Hours and wages both increased despite the productivity dip.

Put your feet up, America.

Just released numbers from the US Bureau of Labor Statistics shows U.S. worker productivity declining during the first three months of the year at a 0.6 percent pace, as measured by GDP per hour worked. That’s not as steep as the 1 percent drop that was the initial estimate reported for the quarter. But still.

It was the second straight negative reading, and in keeping with the post-Great Recession weakness that has caused certain economic observers to wring their hands raw. They should take a page from their proletarian compatriots, and chill.

Why? Well, because there was also a load of good news included in today’s productivity update. Hours and wages both climbed, with inflation-adjusted U.S. hourly compensation rising at a 4.2 percent rate in the first quarter. That’s the latest in a string of solid readings on pay after a long spate of flat wages.

Indications of rising hours worked along with peppy wages are worth celebrating, even if they’re partially to blame for the ongoing weakness in U.S. productivity. Productivity is conventionally described, as it was by the Wall Street Journal (paywall) today, as the “the main factor behind the economy’s ability to lift Americans’ long-term living standards.”

Well…that’s only kind of, sorta, true if you define living standards as GDP-per-capita. I don’t. Employers don’t dole out per capita chunks of GDP to their employees every two weeks. In the United States, it’s wages and other forms of compensation that really determine standards of living.

In other words, it’s not just productivity that determines how well people within an economy live. It’s how the fruits of that productivity are shared. And for the last few years, workers have had to tear at the fatty, leftover gristle of GDP after employers and corporations have taken the choice cuts. Since the 1970s, the vast majority of the benefits of improving productivity have gone to employers rather than workers.

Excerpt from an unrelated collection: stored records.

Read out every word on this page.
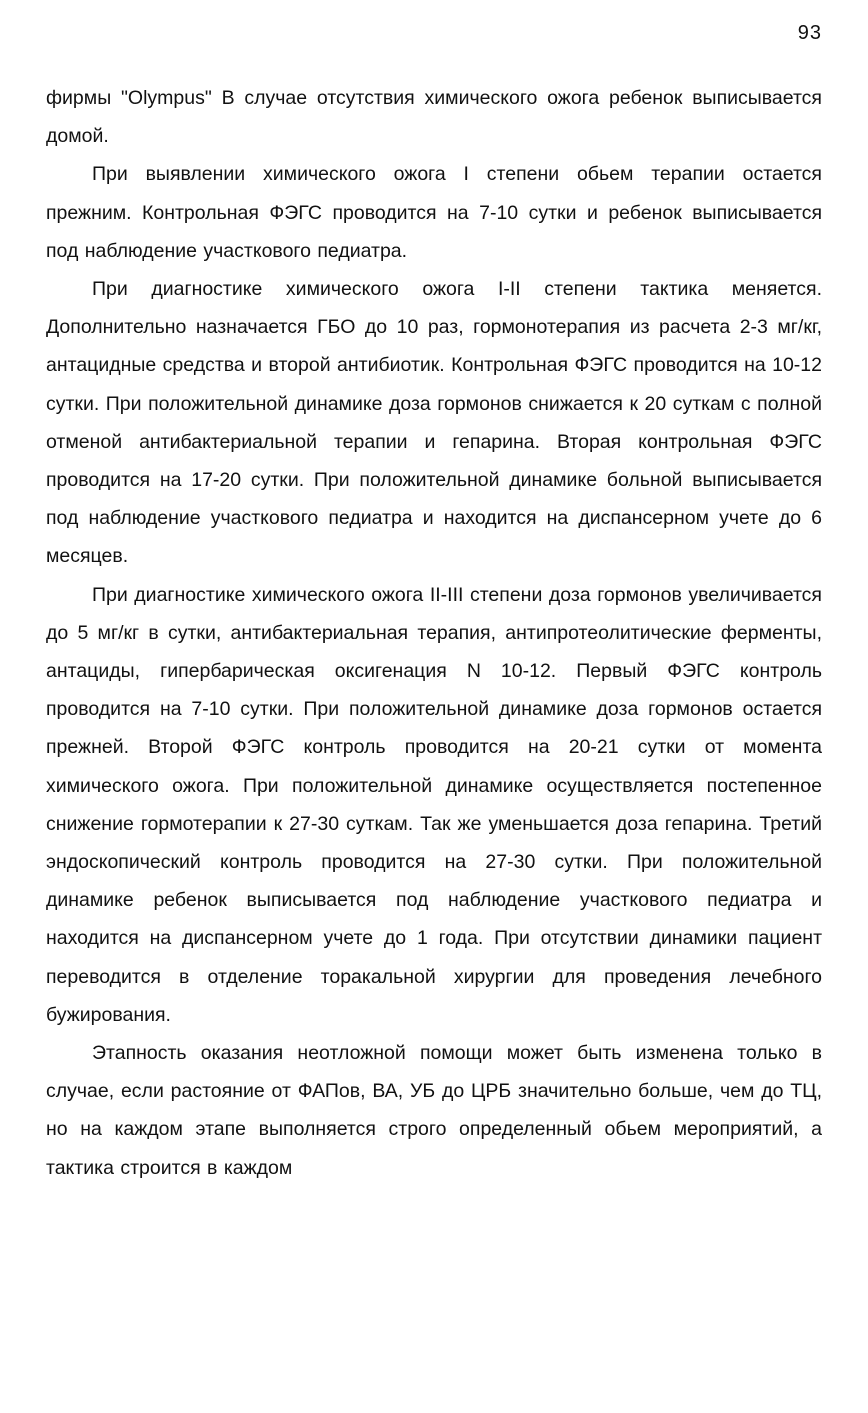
93

фирмы "Olympus" В случае отсутствия химического ожога ребенок выписывается домой.

При выявлении химического ожога I степени обьем терапии остается прежним. Контрольная ФЭГС проводится на 7-10 сутки и ребенок выписывается под наблюдение участкового педиатра.

При диагностике химического ожога I-II степени тактика меняется. Дополнительно назначается ГБО до 10 раз, гормонотерапия из расчета 2-3 мг/кг, антацидные средства и второй антибиотик. Контрольная ФЭГС проводится на 10-12 сутки. При положительной динамике доза гормонов снижается к 20 суткам с полной отменой антибактериальной терапии и гепарина. Вторая контрольная ФЭГС проводится на 17-20 сутки. При положительной динамике больной выписывается под наблюдение участкового педиатра и находится на диспансерном учете до 6 месяцев.

При диагностике химического ожога II-III степени доза гормонов увеличивается до 5 мг/кг в сутки, антибактериальная терапия, антипротеолитические ферменты, антациды, гипербарическая оксигенация N 10-12. Первый ФЭГС контроль проводится на 7-10 сутки. При положительной динамике доза гормонов остается прежней. Второй ФЭГС контроль проводится на 20-21 сутки от момента химического ожога. При положительной динамике осуществляется постепенное снижение гормотерапии к 27-30 суткам. Так же уменьшается доза гепарина. Третий эндоскопический контроль проводится на 27-30 сутки. При положительной динамике ребенок выписывается под наблюдение участкового педиатра и находится на диспансерном учете до 1 года. При отсутствии динамики пациент переводится в отделение торакальной хирургии для проведения лечебного бужирования.

Этапность оказания неотложной помощи может быть изменена только в случае, если растояние от ФАПов, ВА, УБ до ЦРБ значительно больше, чем до ТЦ, но на каждом этапе выполняется строго определенный обьем мероприятий, а тактика строится в каждом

This is a big reason why US median household income is essentially where it was 25 years ago.

As an aside, low productivity isn’t ideal. The best situation for the U.S. economy would be rising levels of hours worked, compensation and productivity, which would produce a bigger pie—and bigger slices of pie—for everyone. But we don’t live in an ideal world. So for right now, after the recent period of flat wages, I don’t mind of pay outpaces productivity for a bit. After decades of lagging, a period of catch-up would be in order.